To combat these diseases, it is recommended to treat seeds, destroy diseased plants, observe the irrigation regime, prevent soil acidification and use drugs such as Skor, Bravo, Topaz to combat powdery mildew. From gray rot use "Trichodermin", "Integral", "Skor". From black leg"Trichodermin".

  1. Spider mite colonies form sticky webs on plants. White spots form on the leaves, they increase in size. The leaves dry up and fall off. The parts of the plant on which the aphid has settled are covered with sweet dew, then a sooty fungus appears. Leaves curl.
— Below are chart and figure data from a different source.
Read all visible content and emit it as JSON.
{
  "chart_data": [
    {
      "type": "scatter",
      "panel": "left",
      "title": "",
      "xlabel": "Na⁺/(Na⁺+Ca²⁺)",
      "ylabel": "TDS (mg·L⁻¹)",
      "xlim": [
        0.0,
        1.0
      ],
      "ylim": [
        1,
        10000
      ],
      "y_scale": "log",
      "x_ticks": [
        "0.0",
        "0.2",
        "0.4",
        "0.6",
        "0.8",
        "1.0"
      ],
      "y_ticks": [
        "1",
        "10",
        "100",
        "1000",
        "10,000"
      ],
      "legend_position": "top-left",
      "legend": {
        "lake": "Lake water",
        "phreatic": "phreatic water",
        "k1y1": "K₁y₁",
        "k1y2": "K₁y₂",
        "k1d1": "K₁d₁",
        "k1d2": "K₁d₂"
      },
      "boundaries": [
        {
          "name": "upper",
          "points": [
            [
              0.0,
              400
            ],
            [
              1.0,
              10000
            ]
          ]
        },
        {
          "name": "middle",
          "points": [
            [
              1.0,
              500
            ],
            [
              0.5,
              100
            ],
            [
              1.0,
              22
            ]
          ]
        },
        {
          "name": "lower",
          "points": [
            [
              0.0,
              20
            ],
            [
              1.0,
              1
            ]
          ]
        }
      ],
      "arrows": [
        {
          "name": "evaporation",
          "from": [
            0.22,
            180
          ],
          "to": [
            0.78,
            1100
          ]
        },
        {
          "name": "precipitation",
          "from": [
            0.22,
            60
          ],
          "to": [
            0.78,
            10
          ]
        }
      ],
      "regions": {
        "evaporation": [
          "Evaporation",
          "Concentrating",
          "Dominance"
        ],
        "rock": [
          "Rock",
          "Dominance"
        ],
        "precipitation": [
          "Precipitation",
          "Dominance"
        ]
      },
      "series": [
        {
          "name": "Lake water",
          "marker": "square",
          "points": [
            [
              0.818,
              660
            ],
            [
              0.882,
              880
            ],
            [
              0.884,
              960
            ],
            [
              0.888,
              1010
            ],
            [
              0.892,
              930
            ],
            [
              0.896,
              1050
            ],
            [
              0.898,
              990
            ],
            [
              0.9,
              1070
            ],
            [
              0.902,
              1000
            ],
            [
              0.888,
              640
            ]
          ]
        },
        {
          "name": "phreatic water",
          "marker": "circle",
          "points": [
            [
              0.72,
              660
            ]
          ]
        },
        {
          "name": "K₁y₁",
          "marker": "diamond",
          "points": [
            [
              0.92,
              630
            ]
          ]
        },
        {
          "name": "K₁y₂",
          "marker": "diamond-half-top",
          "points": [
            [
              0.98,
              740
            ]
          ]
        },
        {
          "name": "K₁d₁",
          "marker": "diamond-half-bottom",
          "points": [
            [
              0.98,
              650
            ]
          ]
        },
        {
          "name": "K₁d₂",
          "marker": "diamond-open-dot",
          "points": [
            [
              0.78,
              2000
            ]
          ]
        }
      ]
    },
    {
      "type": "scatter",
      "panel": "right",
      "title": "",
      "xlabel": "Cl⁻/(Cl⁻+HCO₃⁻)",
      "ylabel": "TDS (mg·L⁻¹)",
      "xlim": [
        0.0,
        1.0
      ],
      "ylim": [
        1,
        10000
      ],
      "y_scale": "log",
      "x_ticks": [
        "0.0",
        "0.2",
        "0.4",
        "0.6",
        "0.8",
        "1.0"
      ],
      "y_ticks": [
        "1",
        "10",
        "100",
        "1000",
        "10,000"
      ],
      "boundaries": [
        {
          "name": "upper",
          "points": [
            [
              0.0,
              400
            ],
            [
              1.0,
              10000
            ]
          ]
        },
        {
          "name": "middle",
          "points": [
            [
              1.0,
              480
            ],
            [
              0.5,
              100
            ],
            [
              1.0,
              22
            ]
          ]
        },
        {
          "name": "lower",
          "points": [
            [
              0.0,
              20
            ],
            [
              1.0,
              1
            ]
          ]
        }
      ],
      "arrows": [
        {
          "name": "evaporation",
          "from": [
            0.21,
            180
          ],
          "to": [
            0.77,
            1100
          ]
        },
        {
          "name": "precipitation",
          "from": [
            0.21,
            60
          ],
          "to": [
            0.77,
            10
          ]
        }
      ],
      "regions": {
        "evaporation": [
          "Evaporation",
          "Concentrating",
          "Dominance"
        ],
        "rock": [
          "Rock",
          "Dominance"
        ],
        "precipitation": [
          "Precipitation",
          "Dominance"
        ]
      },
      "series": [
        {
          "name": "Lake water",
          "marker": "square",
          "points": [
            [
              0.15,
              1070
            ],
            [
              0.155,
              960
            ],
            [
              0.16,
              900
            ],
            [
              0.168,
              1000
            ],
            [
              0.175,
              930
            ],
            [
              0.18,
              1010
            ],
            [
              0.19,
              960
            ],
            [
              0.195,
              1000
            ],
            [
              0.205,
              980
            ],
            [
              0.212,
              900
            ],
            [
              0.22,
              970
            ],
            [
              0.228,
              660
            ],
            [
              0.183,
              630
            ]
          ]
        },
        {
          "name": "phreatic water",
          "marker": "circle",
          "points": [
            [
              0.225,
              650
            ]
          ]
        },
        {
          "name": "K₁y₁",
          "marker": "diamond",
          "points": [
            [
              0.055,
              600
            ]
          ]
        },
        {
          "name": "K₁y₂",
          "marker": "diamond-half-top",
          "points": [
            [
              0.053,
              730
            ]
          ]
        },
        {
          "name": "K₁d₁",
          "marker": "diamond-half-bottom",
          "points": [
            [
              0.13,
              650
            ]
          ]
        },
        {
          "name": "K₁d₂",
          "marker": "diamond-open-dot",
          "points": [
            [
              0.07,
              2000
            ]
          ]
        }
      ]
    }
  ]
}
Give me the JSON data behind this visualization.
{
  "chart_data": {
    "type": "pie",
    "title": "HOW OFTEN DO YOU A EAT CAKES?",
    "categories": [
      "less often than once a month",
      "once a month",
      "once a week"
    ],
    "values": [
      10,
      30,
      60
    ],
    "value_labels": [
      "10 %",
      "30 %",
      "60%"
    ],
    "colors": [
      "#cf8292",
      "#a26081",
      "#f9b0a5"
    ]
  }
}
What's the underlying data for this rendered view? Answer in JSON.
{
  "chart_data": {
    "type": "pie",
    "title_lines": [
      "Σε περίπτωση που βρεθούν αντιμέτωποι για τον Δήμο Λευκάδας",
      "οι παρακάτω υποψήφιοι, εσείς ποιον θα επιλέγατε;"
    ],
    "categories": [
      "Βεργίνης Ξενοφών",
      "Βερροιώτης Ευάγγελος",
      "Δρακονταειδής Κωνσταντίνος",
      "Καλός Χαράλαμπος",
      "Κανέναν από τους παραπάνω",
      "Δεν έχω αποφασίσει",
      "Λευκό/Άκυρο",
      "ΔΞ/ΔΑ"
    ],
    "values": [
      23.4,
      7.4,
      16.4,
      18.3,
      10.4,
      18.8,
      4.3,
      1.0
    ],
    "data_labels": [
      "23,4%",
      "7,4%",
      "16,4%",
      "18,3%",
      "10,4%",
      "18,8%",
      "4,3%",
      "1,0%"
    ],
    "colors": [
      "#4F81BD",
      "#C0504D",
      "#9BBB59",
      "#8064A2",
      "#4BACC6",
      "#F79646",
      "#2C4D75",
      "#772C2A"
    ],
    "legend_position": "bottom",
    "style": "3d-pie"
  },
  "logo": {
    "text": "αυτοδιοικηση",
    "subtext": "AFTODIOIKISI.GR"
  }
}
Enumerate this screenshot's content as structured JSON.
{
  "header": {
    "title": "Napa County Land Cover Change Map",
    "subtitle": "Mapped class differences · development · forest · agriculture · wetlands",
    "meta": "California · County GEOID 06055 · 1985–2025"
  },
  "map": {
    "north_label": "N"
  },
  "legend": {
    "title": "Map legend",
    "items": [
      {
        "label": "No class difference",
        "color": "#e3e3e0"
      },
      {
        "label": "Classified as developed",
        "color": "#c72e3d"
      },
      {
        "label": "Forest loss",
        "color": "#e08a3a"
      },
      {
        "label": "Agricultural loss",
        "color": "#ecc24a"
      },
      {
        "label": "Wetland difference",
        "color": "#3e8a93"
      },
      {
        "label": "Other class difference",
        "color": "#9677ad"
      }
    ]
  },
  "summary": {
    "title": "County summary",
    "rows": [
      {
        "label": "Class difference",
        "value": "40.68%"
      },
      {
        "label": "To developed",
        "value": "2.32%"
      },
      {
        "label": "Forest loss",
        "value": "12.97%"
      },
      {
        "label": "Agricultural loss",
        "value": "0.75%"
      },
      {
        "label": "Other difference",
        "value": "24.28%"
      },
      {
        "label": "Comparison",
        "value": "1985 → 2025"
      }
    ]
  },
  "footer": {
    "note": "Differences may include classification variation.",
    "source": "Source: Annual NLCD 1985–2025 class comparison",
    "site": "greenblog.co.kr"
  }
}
Aphids cause viral diseases in petunias.
  2. Thrips are small insects that live on leaves. The buds are deformed, the plant withers.

Chemical preparations that are sprayed on plants will help against pests. Such as: "Spintor - 240", "Confidor", "Aktar".

Petunias are beautiful flowers with a delicate fragrance. There are a large number of colors that you can choose from for every taste. Ranging from snowy whites to exotic blacks. And also pink of all shades, purple, red, blue, multi-colored and many others. And most importantly, petunia is an unpretentious plant, a little knowledge, a little work and flowers will delight the entire summer season.